The same day as I read this for the first time, about 5 years ago, a woman on the tram called me a very nasty name (the clerical collar does provoke extreme reactions – you either get nice smiles and “Hello Father!” or you get a scowl or even outright hostility). Try as I might on that day I couldn’t see anyone shining like the sun. I felt quite the opposite.
It’s a hard calling to have to love everyone. God calls to do it nonetheless. Even that old bat that swore at me in the street is “…walking around, shining like the sun”. Thank God for his lavish faithfulness and love when mine is worn thin.
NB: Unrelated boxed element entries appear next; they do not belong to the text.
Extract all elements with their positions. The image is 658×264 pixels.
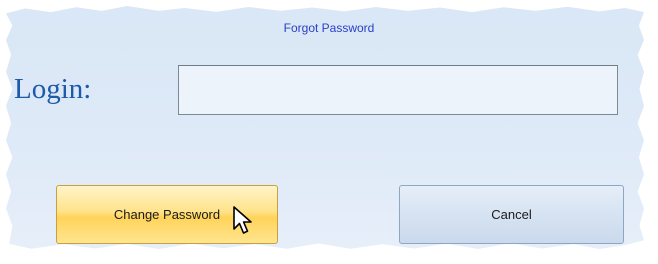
arrow-cursor-icon (233, 206, 252, 234)
change-password-label: Change Password (113, 207, 221, 222)
dialog-title: Forgot Password (283, 21, 375, 35)
login-input[interactable] (178, 65, 618, 115)
cancel-button[interactable]: Cancel (399, 185, 624, 244)
cancel-label: Cancel (491, 207, 532, 222)
login-label: Login: (14, 73, 92, 105)
screenshot-stage: Forgot Password Login: Change Password C… (0, 0, 658, 264)
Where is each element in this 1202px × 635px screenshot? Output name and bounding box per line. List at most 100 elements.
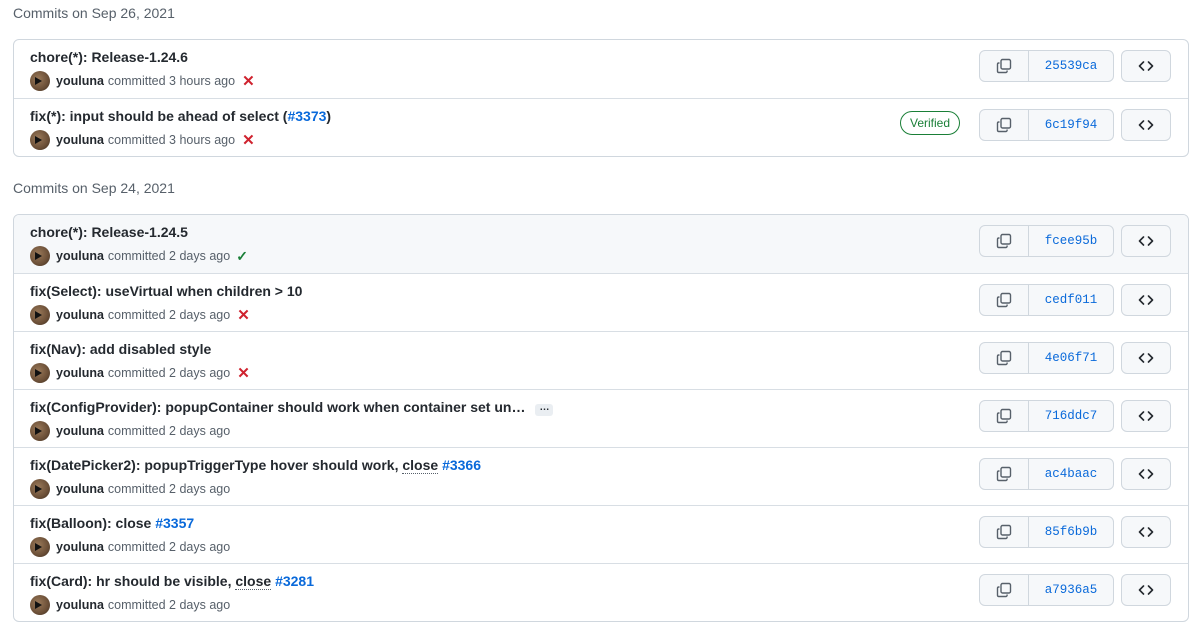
commit-time: committed 2 days ago (107, 308, 231, 322)
commit-message: fix(Card): hr should be visible, close #… (30, 573, 314, 590)
commit-message-suffix: ) (326, 108, 332, 124)
author-link[interactable]: youluna (56, 366, 104, 380)
commit-meta: youluna committed 2 days ago ✓ (30, 246, 248, 266)
sha-button-group: 716ddc7 (979, 400, 1114, 432)
author-link[interactable]: youluna (56, 598, 104, 612)
commit-row: fix(Card): hr should be visible, close #… (14, 563, 1188, 621)
commit-message[interactable]: fix(Nav): add disabled style (30, 341, 211, 357)
browse-repo-button[interactable] (1121, 516, 1171, 548)
author-link[interactable]: youluna (56, 74, 104, 88)
avatar[interactable] (30, 305, 50, 325)
author-link[interactable]: youluna (56, 540, 104, 554)
commit-message-text[interactable]: fix(Balloon): close (30, 515, 155, 531)
x-icon[interactable]: ✕ (237, 366, 250, 381)
avatar[interactable] (30, 537, 50, 557)
sha-button-group: a7936a5 (979, 574, 1114, 606)
code-icon (1138, 353, 1154, 363)
issue-link[interactable]: #3357 (155, 515, 194, 531)
copy-sha-button[interactable] (980, 110, 1029, 140)
commit-row: fix(Balloon): close #3357 youluna commit… (14, 505, 1188, 563)
author-link[interactable]: youluna (56, 308, 104, 322)
commit-message-text[interactable]: fix(*): input should be ahead of select … (30, 108, 287, 124)
commit-message: fix(ConfigProvider): popupContainer shou… (30, 399, 554, 416)
avatar[interactable] (30, 246, 50, 266)
copy-sha-button[interactable] (980, 575, 1029, 605)
code-icon (1138, 411, 1154, 421)
copy-sha-button[interactable] (980, 51, 1029, 81)
commit-time: committed 2 days ago (107, 540, 231, 554)
commit-message-text[interactable]: fix(Card): hr should be visible, (30, 573, 235, 589)
commit-sha-link[interactable]: fcee95b (1029, 226, 1113, 256)
commit-meta: youluna committed 3 hours ago ✕ (30, 130, 255, 150)
sha-button-group: 85f6b9b (979, 516, 1114, 548)
commit-meta: youluna committed 2 days ago (30, 595, 230, 615)
browse-repo-button[interactable] (1121, 458, 1171, 490)
commit-row: fix(DatePicker2): popupTriggerType hover… (14, 447, 1188, 505)
sha-button-group: 25539ca (979, 50, 1114, 82)
check-icon[interactable]: ✓ (236, 248, 248, 265)
copy-icon (996, 524, 1012, 540)
author-link[interactable]: youluna (56, 482, 104, 496)
browse-repo-button[interactable] (1121, 284, 1171, 316)
browse-repo-button[interactable] (1121, 400, 1171, 432)
commit-time: committed 2 days ago (107, 424, 231, 438)
sha-button-group: 4e06f71 (979, 342, 1114, 374)
code-icon (1138, 469, 1154, 479)
copy-sha-button[interactable] (980, 285, 1029, 315)
x-icon[interactable]: ✕ (242, 74, 255, 89)
commit-sha-link[interactable]: 85f6b9b (1029, 517, 1113, 547)
commit-message: fix(Balloon): close #3357 (30, 515, 194, 531)
copy-sha-button[interactable] (980, 401, 1029, 431)
commit-message-text[interactable]: fix(ConfigProvider): popupContainer shou… (30, 399, 525, 415)
avatar[interactable] (30, 595, 50, 615)
copy-sha-button[interactable] (980, 343, 1029, 373)
commit-sha-link[interactable]: 25539ca (1029, 51, 1113, 81)
avatar[interactable] (30, 479, 50, 499)
code-icon (1138, 120, 1154, 130)
commit-sha-link[interactable]: ac4baac (1029, 459, 1113, 489)
commit-sha-link[interactable]: cedf011 (1029, 285, 1113, 315)
copy-sha-button[interactable] (980, 226, 1029, 256)
commit-message[interactable]: fix(Select): useVirtual when children > … (30, 283, 302, 299)
author-link[interactable]: youluna (56, 249, 104, 263)
commit-row: fix(*): input should be ahead of select … (14, 98, 1188, 156)
issue-link[interactable]: #3366 (442, 457, 481, 473)
commit-time: committed 2 days ago (107, 366, 231, 380)
x-icon[interactable]: ✕ (237, 308, 250, 323)
copy-icon (996, 58, 1012, 74)
expand-message-button[interactable]: … (535, 403, 554, 416)
browse-repo-button[interactable] (1121, 225, 1171, 257)
code-icon (1138, 585, 1154, 595)
author-link[interactable]: youluna (56, 424, 104, 438)
commit-message[interactable]: chore(*): Release-1.24.5 (30, 224, 188, 240)
browse-repo-button[interactable] (1121, 342, 1171, 374)
avatar[interactable] (30, 130, 50, 150)
browse-repo-button[interactable] (1121, 109, 1171, 141)
commit-sha-link[interactable]: 4e06f71 (1029, 343, 1113, 373)
commit-message[interactable]: chore(*): Release-1.24.6 (30, 49, 188, 65)
commit-message-text[interactable]: fix(DatePicker2): popupTriggerType hover… (30, 457, 402, 473)
verified-badge[interactable]: Verified (900, 111, 961, 135)
code-icon (1138, 527, 1154, 537)
commit-sha-link[interactable]: a7936a5 (1029, 575, 1113, 605)
browse-repo-button[interactable] (1121, 574, 1171, 606)
commit-message: fix(DatePicker2): popupTriggerType hover… (30, 457, 481, 474)
browse-repo-button[interactable] (1121, 50, 1171, 82)
copy-icon (996, 582, 1012, 598)
avatar[interactable] (30, 421, 50, 441)
commit-sha-link[interactable]: 716ddc7 (1029, 401, 1113, 431)
x-icon[interactable]: ✕ (242, 133, 255, 148)
issue-link[interactable]: #3281 (275, 573, 314, 589)
avatar[interactable] (30, 71, 50, 91)
copy-icon (996, 117, 1012, 133)
copy-sha-button[interactable] (980, 459, 1029, 489)
author-link[interactable]: youluna (56, 133, 104, 147)
avatar[interactable] (30, 363, 50, 383)
issue-link[interactable]: #3373 (287, 108, 326, 124)
commit-sha-link[interactable]: 6c19f94 (1029, 110, 1113, 140)
copy-sha-button[interactable] (980, 517, 1029, 547)
commit-row: fix(Select): useVirtual when children > … (14, 273, 1188, 331)
commit-meta: youluna committed 3 hours ago ✕ (30, 71, 255, 91)
code-icon (1138, 236, 1154, 246)
commit-meta: youluna committed 2 days ago ✕ (30, 363, 250, 383)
I wonder what Merton’s revelation might reveal to us about our task as God’s church. Perhaps the task of the church is to love the community we are called to serve. If we ask ourselves, ‘Why is it that we want to serve?’ the answer comes back because we want everyone to experience and know the abundance of love that a faith in God and Jesus brings. It is our commission, our task set by Jesus himself, “Love one another, as I have loved you…” (John 13.34) Without love, given as a reflection of the love of God for all people, we are nothing, we can achieve nothing.
I have been thinking a lot about this and have begun talking to people about a way of life for our Parish that people can make a commitment to. The ‘ABE Way of Life’ will be part of a philosophy of practical love in action (in Greek ‘agape’ – the Greeks have many words for love) for our community which I have roughly labelled I ♥ ABE.
Showing and building love for our community in practical ways will be a lunch pad for all that we are called to do as God’s church. Look out for more about I ♥ ABE and the ‘ABE Way of Life’ in the coming months. It will, like all love, ask something of you, to make yourself vulnerable for the sake of the Gospel, but I hope it is something that can make a real difference in our community and to each of us as we seek to serve our living, loving God.